Apple needs to decide what this product is. Until they do, buying a Vision Pro means betting that they'll figure it out before your enthusiasm runs out.

Frequently Asked Questions
Q: Is the Apple Vision Pro worth $3,500?
A: For most people, no. The hardware is genuinely exceptional, but the app ecosystem is thin, major apps like YouTube and Netflix are absent, and the Meta Quest 3 handles many use cases better at a fraction of the price. It's worth it only if you have a very specific, productivity-driven use case that benefits from spatial computing.
Q: How does the Apple Vision Pro compare to the Meta Quest 3?
A: The Vision Pro wins on build quality, display fidelity, and eye-tracking precision. The Quest 3 wins on app availability, gaming, multi-user support, and value — by a wide margin. Real-world users, including families, consistently find the Quest 3 more practical and enjoyable for everyday use.
Q: Can multiple people share the Apple Vision Pro?
A: Poorly. Guest mode is widely criticized as underdeveloped. Switching between users requires recalibration, and the device is heavily tied to a single user's biometrics and account. This is a notable limitation for households or shared environments.

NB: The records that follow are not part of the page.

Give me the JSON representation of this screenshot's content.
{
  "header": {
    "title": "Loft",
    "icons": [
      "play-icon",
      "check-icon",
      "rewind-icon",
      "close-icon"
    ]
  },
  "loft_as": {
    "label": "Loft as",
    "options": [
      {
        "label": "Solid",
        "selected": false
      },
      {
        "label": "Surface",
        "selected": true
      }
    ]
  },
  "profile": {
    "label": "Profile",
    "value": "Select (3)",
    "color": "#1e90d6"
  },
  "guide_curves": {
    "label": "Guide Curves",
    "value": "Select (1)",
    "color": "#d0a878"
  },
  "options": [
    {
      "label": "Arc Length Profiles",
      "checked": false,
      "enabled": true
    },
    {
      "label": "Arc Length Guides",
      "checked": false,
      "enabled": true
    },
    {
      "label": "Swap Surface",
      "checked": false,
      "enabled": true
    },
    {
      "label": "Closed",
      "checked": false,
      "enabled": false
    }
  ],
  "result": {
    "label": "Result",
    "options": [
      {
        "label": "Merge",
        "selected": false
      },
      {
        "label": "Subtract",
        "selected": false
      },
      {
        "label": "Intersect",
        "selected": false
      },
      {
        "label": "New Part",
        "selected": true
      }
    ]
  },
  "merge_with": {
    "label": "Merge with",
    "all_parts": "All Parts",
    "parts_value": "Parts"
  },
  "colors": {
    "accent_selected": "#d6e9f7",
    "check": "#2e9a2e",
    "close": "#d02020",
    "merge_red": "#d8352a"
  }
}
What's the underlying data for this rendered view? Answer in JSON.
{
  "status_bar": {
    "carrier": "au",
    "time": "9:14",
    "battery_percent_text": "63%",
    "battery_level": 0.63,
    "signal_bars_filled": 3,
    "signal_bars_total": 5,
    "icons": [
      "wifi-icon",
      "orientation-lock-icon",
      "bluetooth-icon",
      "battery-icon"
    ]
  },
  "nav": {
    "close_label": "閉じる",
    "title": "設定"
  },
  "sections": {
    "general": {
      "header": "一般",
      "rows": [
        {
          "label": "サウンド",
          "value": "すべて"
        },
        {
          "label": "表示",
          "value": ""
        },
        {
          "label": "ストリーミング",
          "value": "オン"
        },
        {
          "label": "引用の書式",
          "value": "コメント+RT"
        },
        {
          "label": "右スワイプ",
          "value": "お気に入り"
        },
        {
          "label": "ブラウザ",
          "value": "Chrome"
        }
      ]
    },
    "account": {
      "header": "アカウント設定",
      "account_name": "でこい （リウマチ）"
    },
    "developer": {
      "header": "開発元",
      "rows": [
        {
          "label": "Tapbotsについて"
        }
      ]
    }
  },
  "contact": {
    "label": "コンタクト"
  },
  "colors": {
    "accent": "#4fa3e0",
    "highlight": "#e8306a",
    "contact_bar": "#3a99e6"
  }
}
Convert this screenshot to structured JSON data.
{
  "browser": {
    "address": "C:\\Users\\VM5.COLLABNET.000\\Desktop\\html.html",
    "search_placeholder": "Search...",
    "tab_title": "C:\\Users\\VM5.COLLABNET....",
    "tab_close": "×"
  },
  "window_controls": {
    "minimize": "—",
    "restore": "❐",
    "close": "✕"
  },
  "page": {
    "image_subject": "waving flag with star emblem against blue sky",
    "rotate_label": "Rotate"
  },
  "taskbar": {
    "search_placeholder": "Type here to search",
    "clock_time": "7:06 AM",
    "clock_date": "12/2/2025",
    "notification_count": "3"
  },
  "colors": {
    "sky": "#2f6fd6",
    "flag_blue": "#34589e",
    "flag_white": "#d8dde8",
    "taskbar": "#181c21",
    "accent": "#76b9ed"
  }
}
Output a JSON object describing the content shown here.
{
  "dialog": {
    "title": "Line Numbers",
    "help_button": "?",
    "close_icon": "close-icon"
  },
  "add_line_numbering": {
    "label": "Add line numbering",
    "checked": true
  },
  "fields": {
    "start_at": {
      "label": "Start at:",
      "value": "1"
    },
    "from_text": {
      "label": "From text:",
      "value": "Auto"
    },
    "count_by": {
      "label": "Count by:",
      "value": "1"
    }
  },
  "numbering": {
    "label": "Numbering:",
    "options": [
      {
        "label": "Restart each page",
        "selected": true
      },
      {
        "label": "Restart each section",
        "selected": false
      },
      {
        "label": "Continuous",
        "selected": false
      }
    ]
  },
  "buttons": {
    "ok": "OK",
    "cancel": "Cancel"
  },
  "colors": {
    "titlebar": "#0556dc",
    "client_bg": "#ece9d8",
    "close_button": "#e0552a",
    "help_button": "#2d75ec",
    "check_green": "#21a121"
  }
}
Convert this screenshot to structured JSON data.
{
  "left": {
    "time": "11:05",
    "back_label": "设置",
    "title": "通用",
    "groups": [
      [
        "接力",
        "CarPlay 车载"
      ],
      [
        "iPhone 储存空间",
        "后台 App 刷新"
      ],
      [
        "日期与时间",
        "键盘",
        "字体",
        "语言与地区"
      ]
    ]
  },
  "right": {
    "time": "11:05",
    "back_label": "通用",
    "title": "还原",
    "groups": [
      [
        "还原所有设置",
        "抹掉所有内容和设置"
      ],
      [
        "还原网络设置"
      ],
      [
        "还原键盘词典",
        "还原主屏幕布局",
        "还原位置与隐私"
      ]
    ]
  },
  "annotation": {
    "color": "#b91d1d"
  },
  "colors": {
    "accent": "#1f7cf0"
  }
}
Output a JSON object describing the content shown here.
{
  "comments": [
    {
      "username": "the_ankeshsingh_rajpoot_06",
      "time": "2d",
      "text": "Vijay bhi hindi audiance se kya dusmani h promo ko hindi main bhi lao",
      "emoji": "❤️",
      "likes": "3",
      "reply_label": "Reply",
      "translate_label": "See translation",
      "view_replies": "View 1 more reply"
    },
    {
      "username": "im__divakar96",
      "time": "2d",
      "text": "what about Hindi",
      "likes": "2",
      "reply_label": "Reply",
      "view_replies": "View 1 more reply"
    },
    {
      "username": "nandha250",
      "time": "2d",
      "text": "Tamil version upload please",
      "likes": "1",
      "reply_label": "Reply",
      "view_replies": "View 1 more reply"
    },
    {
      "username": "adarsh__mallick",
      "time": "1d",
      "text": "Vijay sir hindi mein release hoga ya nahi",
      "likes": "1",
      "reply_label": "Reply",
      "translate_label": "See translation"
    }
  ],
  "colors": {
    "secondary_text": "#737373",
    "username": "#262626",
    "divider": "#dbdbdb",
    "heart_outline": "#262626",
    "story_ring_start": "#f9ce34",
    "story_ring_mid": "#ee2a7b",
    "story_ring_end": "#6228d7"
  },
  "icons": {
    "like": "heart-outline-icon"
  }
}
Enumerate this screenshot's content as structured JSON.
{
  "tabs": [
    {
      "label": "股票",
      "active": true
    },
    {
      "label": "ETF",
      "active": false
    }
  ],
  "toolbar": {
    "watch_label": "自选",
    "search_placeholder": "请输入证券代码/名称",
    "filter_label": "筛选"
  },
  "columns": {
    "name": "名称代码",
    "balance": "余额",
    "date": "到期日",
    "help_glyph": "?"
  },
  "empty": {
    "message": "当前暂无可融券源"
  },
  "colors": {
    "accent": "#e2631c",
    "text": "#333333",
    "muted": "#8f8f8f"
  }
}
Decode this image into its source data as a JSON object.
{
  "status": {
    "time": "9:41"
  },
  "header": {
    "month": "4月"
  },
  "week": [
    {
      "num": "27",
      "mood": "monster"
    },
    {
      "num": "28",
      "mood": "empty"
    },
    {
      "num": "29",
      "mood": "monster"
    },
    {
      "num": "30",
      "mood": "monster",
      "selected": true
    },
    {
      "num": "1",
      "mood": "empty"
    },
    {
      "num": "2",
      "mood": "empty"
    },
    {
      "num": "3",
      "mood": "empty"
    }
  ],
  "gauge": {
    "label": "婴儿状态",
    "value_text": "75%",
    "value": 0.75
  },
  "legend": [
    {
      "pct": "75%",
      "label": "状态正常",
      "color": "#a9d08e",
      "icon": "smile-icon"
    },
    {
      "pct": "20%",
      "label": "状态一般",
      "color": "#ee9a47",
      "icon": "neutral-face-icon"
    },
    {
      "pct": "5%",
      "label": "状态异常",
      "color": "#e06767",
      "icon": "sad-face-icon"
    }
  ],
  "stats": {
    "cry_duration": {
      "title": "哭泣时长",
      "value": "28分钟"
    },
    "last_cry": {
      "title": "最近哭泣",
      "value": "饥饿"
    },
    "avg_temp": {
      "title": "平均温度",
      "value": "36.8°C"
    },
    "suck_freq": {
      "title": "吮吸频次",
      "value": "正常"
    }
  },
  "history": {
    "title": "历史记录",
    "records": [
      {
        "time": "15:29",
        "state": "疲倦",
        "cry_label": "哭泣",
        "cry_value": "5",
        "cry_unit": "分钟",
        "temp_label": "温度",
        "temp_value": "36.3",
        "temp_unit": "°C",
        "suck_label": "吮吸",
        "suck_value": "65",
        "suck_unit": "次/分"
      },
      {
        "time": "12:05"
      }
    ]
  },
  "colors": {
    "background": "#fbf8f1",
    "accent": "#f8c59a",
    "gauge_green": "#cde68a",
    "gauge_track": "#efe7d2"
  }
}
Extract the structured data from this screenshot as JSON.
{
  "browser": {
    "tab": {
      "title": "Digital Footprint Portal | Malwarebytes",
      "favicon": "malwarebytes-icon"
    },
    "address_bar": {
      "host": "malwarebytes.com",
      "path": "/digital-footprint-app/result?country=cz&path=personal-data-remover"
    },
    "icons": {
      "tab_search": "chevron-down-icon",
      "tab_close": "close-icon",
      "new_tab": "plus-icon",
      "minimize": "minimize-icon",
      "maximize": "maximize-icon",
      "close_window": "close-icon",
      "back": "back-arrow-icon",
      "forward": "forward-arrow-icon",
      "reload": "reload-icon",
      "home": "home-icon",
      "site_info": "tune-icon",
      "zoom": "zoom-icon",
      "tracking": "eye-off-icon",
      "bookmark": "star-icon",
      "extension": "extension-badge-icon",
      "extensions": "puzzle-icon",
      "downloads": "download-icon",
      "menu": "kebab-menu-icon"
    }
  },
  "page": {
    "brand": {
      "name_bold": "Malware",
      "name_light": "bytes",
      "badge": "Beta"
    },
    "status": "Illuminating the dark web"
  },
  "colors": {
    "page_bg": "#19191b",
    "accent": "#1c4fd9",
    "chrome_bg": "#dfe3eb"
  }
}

Q: What is the Apple Vision Pro M5 best used for?
A: Focused productivity work — virtual multi-monitor setups, distraction-free writing or coding environments, and immersive presentations. It has niche appeal for professionals who genuinely benefit from large floating workspaces, but is not suited to casual entertainment or gaming.
Q: Will Apple Vision Pro improve with future updates?
A: Potentially. The Apple Watch parallel is instructive — Apple eventually found its identity for that product and made it a success. But the Vision Pro needs major developer buy-in and possibly a more open app distribution model before it can fulfill its promise. That may or may not happen.